The role of balancing selection in maintaining heterozygosity at MHC loci was also proposed by Sato et al. [4]. Based on simulations, they explained the high level of observed heterozygosity (4–44%) by a combination of balancing selection and selfing rates less than 1. Such a scenario would also fit well the population studied in Ellison et al. [2] that displayed an average selfing rate of 0.69 [9], and 30 per cent of individuals with more than one MHC supertype (thus, probably higher loci heterozygosity). Neutral forces, as well as selection, are commonly invoked to explain the patterns of distribution of MHC diversity in natural populations [10]. This seems to be particularly the case in populations that have suffered bottlenecks [11], of which selfing populations can be seen as a particular case, where the intensity of selection is related to the selfing rate [4].

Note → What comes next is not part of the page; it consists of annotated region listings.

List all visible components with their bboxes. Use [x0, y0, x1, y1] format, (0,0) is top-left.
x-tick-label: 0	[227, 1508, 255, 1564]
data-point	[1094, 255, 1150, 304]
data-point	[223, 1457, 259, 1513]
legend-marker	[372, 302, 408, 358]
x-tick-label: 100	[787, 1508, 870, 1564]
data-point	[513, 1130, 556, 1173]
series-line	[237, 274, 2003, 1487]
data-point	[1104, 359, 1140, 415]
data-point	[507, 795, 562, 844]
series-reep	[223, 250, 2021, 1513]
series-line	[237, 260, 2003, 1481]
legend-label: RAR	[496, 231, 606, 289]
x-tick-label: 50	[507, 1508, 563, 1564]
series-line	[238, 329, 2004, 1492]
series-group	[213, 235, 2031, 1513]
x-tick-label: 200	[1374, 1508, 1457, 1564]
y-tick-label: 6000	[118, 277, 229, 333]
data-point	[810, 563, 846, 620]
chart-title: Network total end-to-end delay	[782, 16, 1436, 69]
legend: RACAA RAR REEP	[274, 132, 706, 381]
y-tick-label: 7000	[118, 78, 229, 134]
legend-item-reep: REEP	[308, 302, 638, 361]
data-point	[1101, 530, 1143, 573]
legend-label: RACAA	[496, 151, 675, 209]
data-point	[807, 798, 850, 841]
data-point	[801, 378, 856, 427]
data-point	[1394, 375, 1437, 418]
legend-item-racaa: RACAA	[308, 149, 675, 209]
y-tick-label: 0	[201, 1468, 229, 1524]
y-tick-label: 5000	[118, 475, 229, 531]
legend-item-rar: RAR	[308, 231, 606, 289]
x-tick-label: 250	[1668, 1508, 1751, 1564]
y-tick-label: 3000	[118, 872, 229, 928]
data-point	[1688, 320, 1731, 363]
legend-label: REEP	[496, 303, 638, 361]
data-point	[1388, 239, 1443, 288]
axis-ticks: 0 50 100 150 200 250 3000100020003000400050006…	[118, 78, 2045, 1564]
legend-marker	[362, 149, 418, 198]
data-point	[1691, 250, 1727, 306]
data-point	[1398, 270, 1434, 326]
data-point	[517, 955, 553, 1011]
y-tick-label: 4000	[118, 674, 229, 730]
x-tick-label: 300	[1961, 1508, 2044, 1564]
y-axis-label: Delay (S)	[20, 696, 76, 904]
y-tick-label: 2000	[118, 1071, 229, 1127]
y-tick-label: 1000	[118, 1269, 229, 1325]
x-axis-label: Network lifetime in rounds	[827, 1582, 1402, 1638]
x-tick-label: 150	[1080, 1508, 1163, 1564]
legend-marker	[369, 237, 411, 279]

The possibility proposed by van Oosterhout [3] to explain parasite-mediated balancing selection opens an interesting research avenue that clearly deserves further attention, particularly in species such as K. marmoratus that have duplicated MHC genes and are prone to inbreeding. Achieving outcrossing of K. marmoratus has proved difficult under laboratory conditions, but a detailed analysis of MHC composition of successive selfing generations (generated from hermaphrodites with different levels of heterozygosity and different geographical origins) coupled with experimental infections would help to clarify the question proposed by van Oosterhout [3]. In this sense, increasing use of next generation sequencing in MHC studies [12], and the imminent publication of the whole genome of K. marmoratus [13], make this species a particularly good model to study the relationships between inbreeding and immunocompetence.